ERROR TO THE CIRCUIT COURT OF THE UNITED STATES FOR THE NORTHERN DISTRICT OF TEXAS.

No. 1071.

Submitted January 4, 1892. Decided January 18, 1892.

A national bank, located in one State, may bring suit against a citizen of another State, in the Circuit Court of the United States for the District wherein the defendant resides, by reason alone of diverse citizenship.

Mr. W. Hallett Phillips for plaintiffs in error.

The question is, whether a national bank has now the right of suing in the Federal courts a citizen of a different State from that in which it is located, by reason alone of diverse citizenship. The legislation on this subject will be found in the margin.

The status of a national bank in the Federal courts is determined by section 4 of the act of 1888, reënacting the language of section 4 of the act of 1887.

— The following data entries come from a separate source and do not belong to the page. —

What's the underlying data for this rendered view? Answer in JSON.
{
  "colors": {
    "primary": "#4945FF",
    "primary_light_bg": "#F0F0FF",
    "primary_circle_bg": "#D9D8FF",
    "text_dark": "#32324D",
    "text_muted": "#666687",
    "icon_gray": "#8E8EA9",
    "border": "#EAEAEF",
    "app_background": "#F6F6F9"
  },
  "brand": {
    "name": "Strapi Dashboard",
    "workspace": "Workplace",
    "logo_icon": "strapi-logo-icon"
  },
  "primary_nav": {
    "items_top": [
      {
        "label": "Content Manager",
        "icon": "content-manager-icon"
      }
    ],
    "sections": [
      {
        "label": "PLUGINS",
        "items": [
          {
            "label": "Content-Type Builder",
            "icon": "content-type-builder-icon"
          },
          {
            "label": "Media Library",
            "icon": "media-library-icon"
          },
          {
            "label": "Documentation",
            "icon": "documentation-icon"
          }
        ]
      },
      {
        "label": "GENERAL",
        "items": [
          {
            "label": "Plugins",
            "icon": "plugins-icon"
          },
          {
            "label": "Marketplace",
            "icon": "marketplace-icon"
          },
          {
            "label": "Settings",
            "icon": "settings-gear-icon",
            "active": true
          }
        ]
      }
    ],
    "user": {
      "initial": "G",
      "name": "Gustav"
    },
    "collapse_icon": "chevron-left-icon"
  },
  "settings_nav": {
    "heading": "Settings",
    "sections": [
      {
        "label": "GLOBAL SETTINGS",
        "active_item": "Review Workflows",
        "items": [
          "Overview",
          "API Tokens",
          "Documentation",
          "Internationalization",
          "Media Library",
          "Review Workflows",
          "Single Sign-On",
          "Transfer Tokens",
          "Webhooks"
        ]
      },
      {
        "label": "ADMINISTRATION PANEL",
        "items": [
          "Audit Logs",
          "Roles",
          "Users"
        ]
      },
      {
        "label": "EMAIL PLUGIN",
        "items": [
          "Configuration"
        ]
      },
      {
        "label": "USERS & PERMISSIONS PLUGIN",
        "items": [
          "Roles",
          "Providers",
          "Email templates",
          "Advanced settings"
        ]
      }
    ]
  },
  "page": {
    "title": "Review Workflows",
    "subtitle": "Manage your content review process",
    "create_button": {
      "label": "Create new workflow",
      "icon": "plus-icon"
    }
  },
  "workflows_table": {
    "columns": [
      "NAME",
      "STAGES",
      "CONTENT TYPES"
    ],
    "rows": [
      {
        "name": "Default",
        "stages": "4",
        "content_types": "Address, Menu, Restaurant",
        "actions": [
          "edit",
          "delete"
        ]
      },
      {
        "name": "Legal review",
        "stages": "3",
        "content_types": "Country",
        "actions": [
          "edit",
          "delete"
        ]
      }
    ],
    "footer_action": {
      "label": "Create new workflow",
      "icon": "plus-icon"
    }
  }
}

These acts contain the latest legislative declarations on the subject and constitute the present law. They adopt as the test of jurisdiction the right of suit in controversies between individual citizens of the same State. They also ordain that a national bank shall for the general purposes of litigation be deemed to be a citizen of the State in which it is located.

We submit, that the right of a national bank to sue in the Federal courts, is not conferred by the general provisions of law conferring such right in cases of diverse citizenship, but depends on the particular legislation applicable alone to national banks, in the acts of 1887, 1888.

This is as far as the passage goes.